Right/ACL: Permission for a user or group to perform a discrete action in RT.
- Rights can be granted for individual groups, for individual queues, or across the whole system.
- Rights can be given to groups, roles (Requestor, Owner, Cc, AdminCc), system groups (everyone, staff users, non-staff users) or individual users.
- Rights can be delegated if permission to do so is assigned.
Severity: The level of importance assigned to a Ticket across C&C workgroups. Severity is a mandatory field that is assigned according to the impact of the problem on users, networks, and systems. Severity is scaled from 1 to 5, with 1 having a significant impact to many users and/or critical systems or networks.
Scrips: Custom notifications or actions automatically taken when a specific condition, which may be comprised of several conditions, is met. If the action involves sending a notification a template is required. For example, you could have RT notify the requestor when a ticket is resolved.
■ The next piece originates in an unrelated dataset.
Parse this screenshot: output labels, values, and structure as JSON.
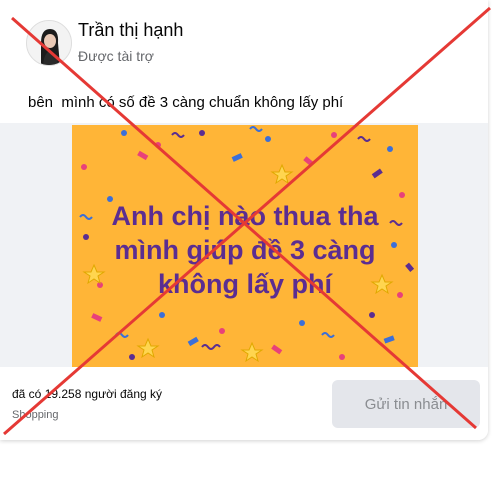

Scrips contain three parts:
- Condition: Something that has to happen to activate the scrip, like a ticket being created.
- Action: The thing the scrip does in response to the condition, like notify the ticket's requestor.
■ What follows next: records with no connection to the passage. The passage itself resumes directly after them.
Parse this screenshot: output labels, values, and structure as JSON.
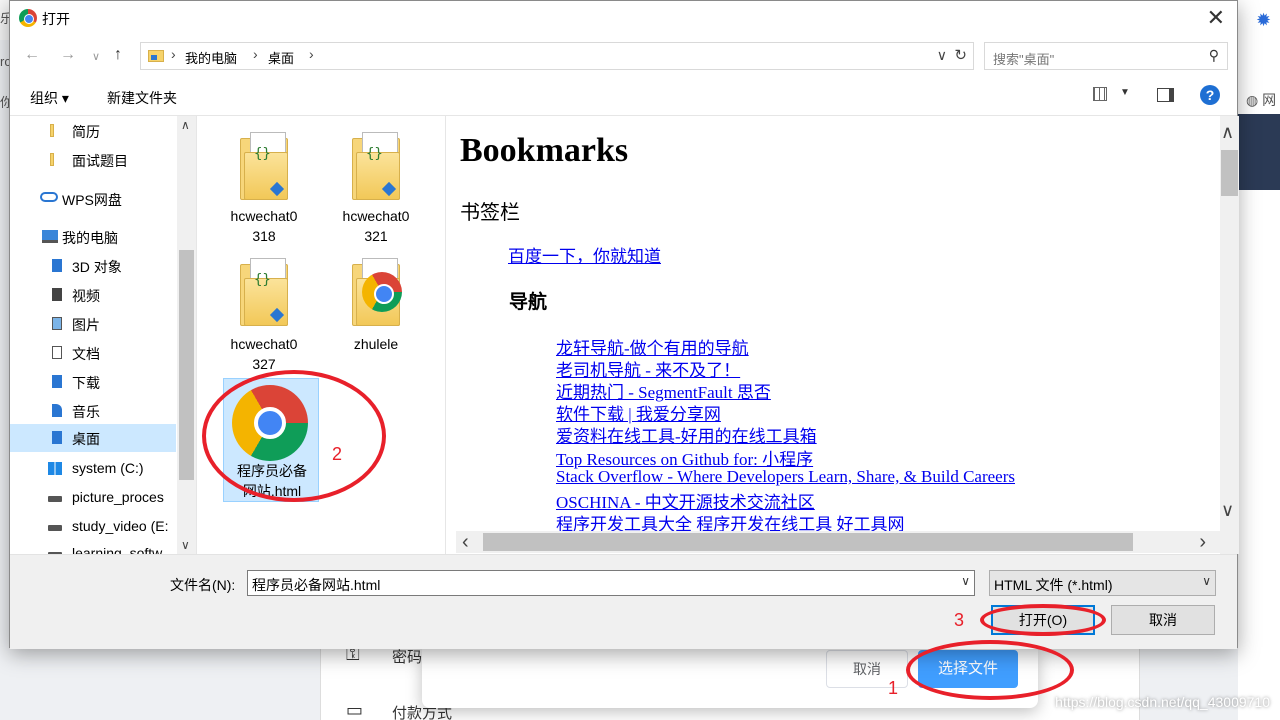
{
  "background": {
    "left_chars": [
      "乐",
      "rc",
      "你"
    ],
    "right_label": "网",
    "cancel_label": "取消",
    "choose_label": "选择文件",
    "row_labels": [
      "密码",
      "付款方式"
    ],
    "watermark": "https://blog.csdn.net/qq_43009710"
  },
  "dialog": {
    "title": "打开",
    "address": {
      "crumbs": [
        "我的电脑",
        "桌面"
      ],
      "search_placeholder": "搜索\"桌面\""
    },
    "toolbar": {
      "organize": "组织 ▾",
      "new_folder": "新建文件夹",
      "help": "?"
    },
    "nav_items": [
      {
        "label": "简历",
        "icon": "folder-icon"
      },
      {
        "label": "面试题目",
        "icon": "folder-icon"
      },
      {
        "label": "WPS网盘",
        "icon": "cloud-icon"
      },
      {
        "label": "我的电脑",
        "icon": "computer-icon"
      },
      {
        "label": "3D 对象",
        "icon": "3d-objects-icon"
      },
      {
        "label": "视频",
        "icon": "video-icon"
      },
      {
        "label": "图片",
        "icon": "pictures-icon"
      },
      {
        "label": "文档",
        "icon": "documents-icon"
      },
      {
        "label": "下载",
        "icon": "downloads-icon"
      },
      {
        "label": "音乐",
        "icon": "music-icon"
      },
      {
        "label": "桌面",
        "icon": "desktop-icon"
      },
      {
        "label": "system (C:)",
        "icon": "drive-icon"
      },
      {
        "label": "picture_proces",
        "icon": "drive-icon"
      },
      {
        "label": "study_video (E:",
        "icon": "drive-icon"
      },
      {
        "label": "learning_softw",
        "icon": "drive-icon"
      }
    ],
    "files": [
      {
        "name_line1": "hcwechat0",
        "name_line2": "318"
      },
      {
        "name_line1": "hcwechat0",
        "name_line2": "321"
      },
      {
        "name_line1": "hcwechat0",
        "name_line2": "327"
      },
      {
        "name_line1": "zhulele",
        "name_line2": ""
      },
      {
        "name_line1": "程序员必备",
        "name_line2": "网站.html"
      }
    ],
    "preview": {
      "h1": "Bookmarks",
      "section": "书签栏",
      "top_link": "百度一下，你就知道",
      "subsection": "导航",
      "links": [
        "龙轩导航-做个有用的导航",
        "老司机导航 - 来不及了！",
        "近期热门 - SegmentFault 思否",
        "软件下载 | 我爱分享网",
        "爱资料在线工具-好用的在线工具箱",
        "Top Resources on Github for: 小程序",
        "Stack Overflow - Where Developers Learn, Share, & Build Careers",
        "OSCHINA - 中文开源技术交流社区",
        "程序开发工具大全 程序开发在线工具 好工具网"
      ]
    },
    "bottom": {
      "filename_label": "文件名(N):",
      "filename_value": "程序员必备网站.html",
      "filetype": "HTML 文件 (*.html)",
      "open_label": "打开(O)",
      "cancel_label": "取消"
    }
  },
  "annotations": [
    "1",
    "2",
    "3"
  ],
  "colors": {
    "annotation": "#e8202a",
    "selection": "#cce8ff",
    "link": "#0000ee",
    "primary_button": "#409eff"
  }
}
- Template: Essentially a form letter that goes along with an action. A simple example could be, "Dear [name of requestor], your ticket has been created and its ticket ID is [this number]."
Squelch: Suppress outbound email to individual Watchers
Status: The state of a Ticket's progress. Status types are:
- New: The Ticket has just been created and hasn't been touched yet.
- Open: The Ticket is getting worked on.
- Stalled: Due to circumstances beyond your control, the Ticket isn't getting worked on right now. It will open again when someone adds a Comment or Reply.
- Resolved: Work on the Ticket has been completed.
- Rejected: The Ticket is not going to be resolved because it is not possible or feasible or is just out of the scope of the staff's responsibilities, but needs to be recorded in the system.
- Spam: The ticket has been identified as Spam and will be purged from the system
- Deleted: The Ticket never should have been in the system and will be purged from the system
Self Service: The name of the Web interface that Requestors use to view Tickets and create Tickets.
Spam Score: A rating system based on content-matching rules that is used to suggest whether a message may be spam. A Spam Score can range between 0 and 100.
Tag: Key word(s) assigned to the Ticket to simplify ad hoc searching of ticket content and context.
Ticket: The record of a problem report or work request. Tickets have metadata attached to them such as an owner, status, and queue.
User: Anyone who interacts with RT in any way. Types of users are:
- Staff User: A user who can be granted rights in the system.
- Non-Staff User: A user who usually has no rights to do things in RT; often a requestor whose account was automatically created when the request was sent.
- RT Agent: Any C&C staff person who works on tickets.
Watcher: Someone who is interested in the work done on a Ticket. You'll find these listed under the People link when a Ticket is displayed. Types of watchers are:
- Owner: The person responsible for the Ticket and its resolution. Each ticket can have only one owner.
- Requestor: The person who initiated the Ticket.
- Cc: Anyone who should get copies of replies that go to the Requestor. This person will see the email but may not have the right to work on the Ticket.
- Admin Cc: Anyone who gets BCC copies of replies and comments.